Billy Williams, London-born cinematographer Billy Williams gained his first two Oscar nominations for the acclaimed “Women in Love” and “On Golden Pond”. His third nomination, which was successful, was for the epic “Gandhi”. He was President of the British Society of Cinematographers, and was awarded the Camera Image Festival’s Lifetime Achievement Award in 2000.

Listeners: Neil Binney

Neil Binney began working as a 'clapper boy' in 1946 on spin-off films from steam radio such as "Dick Barton". Between 1948-1950 he served as a Royal Air Force photographer. From 1950 he was a Technicolor assistant technician working on films such as John Ford's "Mogambo" (photographed by Freddie Young), Hitchcock's "The Man Who Knew Too Much" (Bob Burke), and Visconti's "Senso" (G.R. Aldo/B. Cracker).
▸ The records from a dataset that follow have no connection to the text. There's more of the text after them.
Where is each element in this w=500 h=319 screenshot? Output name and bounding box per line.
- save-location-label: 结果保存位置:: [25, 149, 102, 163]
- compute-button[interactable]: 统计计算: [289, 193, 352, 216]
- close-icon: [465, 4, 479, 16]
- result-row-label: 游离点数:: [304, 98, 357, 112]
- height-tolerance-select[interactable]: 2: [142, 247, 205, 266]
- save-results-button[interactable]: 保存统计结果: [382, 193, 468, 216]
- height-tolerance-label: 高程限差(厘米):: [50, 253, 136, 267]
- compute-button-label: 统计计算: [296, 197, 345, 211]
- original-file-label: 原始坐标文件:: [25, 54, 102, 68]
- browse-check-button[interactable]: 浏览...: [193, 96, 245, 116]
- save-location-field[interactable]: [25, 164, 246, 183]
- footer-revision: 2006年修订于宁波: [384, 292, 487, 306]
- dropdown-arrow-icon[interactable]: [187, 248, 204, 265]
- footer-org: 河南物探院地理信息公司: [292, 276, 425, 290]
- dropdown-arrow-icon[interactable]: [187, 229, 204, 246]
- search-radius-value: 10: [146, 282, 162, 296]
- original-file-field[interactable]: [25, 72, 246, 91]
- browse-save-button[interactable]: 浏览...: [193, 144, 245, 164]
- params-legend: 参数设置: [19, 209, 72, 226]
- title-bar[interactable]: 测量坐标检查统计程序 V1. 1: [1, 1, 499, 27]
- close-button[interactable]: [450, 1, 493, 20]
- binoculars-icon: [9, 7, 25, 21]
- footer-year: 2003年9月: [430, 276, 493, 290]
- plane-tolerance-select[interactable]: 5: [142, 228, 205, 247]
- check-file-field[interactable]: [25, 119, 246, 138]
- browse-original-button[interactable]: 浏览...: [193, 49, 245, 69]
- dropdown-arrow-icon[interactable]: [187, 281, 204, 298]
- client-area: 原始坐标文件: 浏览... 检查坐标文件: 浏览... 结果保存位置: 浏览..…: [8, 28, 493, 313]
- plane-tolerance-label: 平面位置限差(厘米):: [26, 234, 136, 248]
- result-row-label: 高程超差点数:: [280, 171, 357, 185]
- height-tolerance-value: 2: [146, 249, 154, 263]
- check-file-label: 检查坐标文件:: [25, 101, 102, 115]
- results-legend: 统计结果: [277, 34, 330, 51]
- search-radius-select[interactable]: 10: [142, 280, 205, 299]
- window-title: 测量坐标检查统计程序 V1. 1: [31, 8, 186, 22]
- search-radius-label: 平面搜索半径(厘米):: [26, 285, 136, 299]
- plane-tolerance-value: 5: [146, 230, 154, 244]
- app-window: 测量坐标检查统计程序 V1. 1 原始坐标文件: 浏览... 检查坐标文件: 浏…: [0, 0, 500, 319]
As a camera assistant he worked on "Mind Benders", "Billy Liar" and "This Sporting Life". Niel Binney became a camera operator in 1963 and worked with, among others, Jack Cardiff, Fred Tammes and Billy Williams. He was elected associate member of the British Society of Cinematographers in 1981 and his most recent credits include "A Fish Called Wanda" and "Fierce Creatures".